The other risk for investors/landlords is if unemployment rises suddenly and people can't afford to pay their rent.
If unemployment rises a lot, so over 12% the whole economy will suffer, as it has a big knock on effect. The problem with rising house prices, is that rents also need to increase for investors to get a reasonable return. Especially as they can't then rely on capital gain at the moment. But investors do have the choice whether they should drop their rent to a more affordable level. People will also get government handouts if unemployed to cover rent.
When rents decrease or can't go up any more, houses will be worth less for investors, and you will get more selling up, which will then give an opportunity for first home buyers. This will be a good thing, and these things all go in cycles. I always cringe when I hear investors say they are doing it for public good and they are providing a public service. Some maybe doing this, but I think the majority are doing it to make money.
Investors dont do it for public good, they do it for number 1. Supply and demand. Rents are too high, no tenants, rents drop, house follow, as income is relative to investments.
Ive invested in property at age 18. Its a money making exercise, nothing else. Rent less expenses, can be lucrative if your well geared, then you have capital gain. Easy as. But, housing is for living in, owning, passing it on, wealth, and by that I mean family wealth from ending up with freehold for yourself and for the kids. More money to spend on the economy than interest for banks.

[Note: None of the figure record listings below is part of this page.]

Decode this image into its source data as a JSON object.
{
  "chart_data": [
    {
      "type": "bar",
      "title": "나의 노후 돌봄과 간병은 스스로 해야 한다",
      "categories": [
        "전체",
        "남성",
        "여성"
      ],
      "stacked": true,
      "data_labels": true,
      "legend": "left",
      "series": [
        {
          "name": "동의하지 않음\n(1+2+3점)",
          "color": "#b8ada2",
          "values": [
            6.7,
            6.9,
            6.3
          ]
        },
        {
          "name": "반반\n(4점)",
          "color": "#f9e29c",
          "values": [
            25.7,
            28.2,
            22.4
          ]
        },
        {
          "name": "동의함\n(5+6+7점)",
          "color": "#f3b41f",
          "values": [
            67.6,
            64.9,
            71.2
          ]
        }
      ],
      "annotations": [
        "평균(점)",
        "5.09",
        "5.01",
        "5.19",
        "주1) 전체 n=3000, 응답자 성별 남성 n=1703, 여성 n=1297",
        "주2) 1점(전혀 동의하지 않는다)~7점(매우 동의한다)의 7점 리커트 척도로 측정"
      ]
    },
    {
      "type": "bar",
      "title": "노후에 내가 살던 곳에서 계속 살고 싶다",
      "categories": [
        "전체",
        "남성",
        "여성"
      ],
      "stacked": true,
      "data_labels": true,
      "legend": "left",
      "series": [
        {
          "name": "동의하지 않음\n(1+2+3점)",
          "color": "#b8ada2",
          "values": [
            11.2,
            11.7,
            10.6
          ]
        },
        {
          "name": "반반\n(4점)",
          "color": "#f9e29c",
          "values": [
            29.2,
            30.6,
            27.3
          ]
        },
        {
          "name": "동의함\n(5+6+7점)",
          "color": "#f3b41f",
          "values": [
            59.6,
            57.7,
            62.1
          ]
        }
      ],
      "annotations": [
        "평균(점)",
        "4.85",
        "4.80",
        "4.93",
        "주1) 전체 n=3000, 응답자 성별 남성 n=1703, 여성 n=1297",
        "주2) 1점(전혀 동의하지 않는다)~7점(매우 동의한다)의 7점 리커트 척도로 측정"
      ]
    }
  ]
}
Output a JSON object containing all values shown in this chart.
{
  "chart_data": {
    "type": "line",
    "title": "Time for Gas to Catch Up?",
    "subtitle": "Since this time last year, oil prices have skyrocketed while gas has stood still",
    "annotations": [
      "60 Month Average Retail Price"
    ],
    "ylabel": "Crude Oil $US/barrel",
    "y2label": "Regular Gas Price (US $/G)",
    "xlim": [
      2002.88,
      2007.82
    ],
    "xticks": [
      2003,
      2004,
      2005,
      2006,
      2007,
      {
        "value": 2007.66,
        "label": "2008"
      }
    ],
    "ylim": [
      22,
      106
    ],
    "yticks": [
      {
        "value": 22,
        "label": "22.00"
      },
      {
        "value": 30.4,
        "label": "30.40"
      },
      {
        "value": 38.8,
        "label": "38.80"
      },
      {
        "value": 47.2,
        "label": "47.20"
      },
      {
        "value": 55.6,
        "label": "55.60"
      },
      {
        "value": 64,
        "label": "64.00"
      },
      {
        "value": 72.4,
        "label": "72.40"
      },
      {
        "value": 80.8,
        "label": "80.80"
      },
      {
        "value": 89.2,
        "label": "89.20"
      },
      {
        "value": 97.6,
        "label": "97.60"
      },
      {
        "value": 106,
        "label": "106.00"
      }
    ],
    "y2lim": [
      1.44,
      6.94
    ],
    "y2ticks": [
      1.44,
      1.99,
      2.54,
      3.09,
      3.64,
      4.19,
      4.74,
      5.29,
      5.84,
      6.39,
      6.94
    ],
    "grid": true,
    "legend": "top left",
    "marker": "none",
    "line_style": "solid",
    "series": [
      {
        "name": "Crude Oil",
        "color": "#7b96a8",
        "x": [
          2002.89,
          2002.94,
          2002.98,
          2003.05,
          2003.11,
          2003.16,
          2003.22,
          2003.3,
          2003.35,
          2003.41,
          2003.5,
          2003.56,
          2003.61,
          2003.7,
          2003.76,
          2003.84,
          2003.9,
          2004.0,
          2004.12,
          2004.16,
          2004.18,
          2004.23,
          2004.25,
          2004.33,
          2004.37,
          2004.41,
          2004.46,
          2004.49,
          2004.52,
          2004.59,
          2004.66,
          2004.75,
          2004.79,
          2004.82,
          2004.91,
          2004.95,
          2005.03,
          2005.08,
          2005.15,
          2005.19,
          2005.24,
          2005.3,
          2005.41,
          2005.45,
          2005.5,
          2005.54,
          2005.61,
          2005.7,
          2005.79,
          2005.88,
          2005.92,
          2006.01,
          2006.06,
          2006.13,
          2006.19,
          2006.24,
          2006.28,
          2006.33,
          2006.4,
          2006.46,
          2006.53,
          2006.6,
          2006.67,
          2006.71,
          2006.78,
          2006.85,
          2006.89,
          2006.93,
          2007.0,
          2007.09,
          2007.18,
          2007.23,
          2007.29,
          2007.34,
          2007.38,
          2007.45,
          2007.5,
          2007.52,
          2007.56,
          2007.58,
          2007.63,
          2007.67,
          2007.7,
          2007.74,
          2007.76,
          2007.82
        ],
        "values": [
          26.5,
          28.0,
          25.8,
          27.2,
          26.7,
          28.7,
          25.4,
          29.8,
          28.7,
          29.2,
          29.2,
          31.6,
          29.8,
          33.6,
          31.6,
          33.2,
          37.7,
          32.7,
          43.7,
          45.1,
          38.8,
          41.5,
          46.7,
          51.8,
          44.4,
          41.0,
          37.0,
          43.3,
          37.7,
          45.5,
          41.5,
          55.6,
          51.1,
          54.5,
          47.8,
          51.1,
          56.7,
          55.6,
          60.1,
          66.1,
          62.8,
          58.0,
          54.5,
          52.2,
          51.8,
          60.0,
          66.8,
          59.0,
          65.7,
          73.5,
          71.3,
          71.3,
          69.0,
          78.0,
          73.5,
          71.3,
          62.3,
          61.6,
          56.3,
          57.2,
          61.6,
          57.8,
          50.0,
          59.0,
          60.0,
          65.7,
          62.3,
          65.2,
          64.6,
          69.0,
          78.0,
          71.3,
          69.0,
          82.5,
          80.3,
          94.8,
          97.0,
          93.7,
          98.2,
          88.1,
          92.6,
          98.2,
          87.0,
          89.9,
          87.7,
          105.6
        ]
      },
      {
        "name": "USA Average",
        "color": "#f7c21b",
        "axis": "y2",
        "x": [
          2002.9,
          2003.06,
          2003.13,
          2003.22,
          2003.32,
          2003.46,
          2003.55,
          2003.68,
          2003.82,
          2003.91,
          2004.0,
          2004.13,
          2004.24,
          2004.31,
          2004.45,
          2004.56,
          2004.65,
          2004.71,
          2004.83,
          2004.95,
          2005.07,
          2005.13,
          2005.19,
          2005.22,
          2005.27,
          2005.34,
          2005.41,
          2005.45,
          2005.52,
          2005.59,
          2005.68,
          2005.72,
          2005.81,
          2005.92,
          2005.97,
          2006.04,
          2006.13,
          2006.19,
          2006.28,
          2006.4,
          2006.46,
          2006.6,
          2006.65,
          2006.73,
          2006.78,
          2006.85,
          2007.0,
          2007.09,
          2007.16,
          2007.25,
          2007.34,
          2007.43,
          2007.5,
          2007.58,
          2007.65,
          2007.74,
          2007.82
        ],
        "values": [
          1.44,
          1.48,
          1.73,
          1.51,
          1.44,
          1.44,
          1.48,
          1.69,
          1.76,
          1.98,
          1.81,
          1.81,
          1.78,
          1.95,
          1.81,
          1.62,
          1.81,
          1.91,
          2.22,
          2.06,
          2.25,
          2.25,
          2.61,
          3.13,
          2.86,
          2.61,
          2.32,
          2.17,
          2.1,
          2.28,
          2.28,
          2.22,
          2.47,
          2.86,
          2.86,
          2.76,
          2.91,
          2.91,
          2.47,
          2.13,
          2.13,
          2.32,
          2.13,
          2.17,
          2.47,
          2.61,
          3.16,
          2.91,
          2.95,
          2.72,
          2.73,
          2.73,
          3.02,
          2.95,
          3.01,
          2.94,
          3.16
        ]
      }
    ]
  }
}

So, eliminate the investment angle and you satisfy the real home ownership, i.e. the ones the live there. CGT helps that. I feel that there is a huge gain from real home ownership, self worth, security, and so on.
Then aren't you part of the problem?
I don't believe so.
We bought a property. Spend time and money on it, and rented it to tenants who weren't able to or who wanted to, rent. Or we could have not bought and let someone else provide that need. Or demo it and build a block and sell, and deny renters. So, no.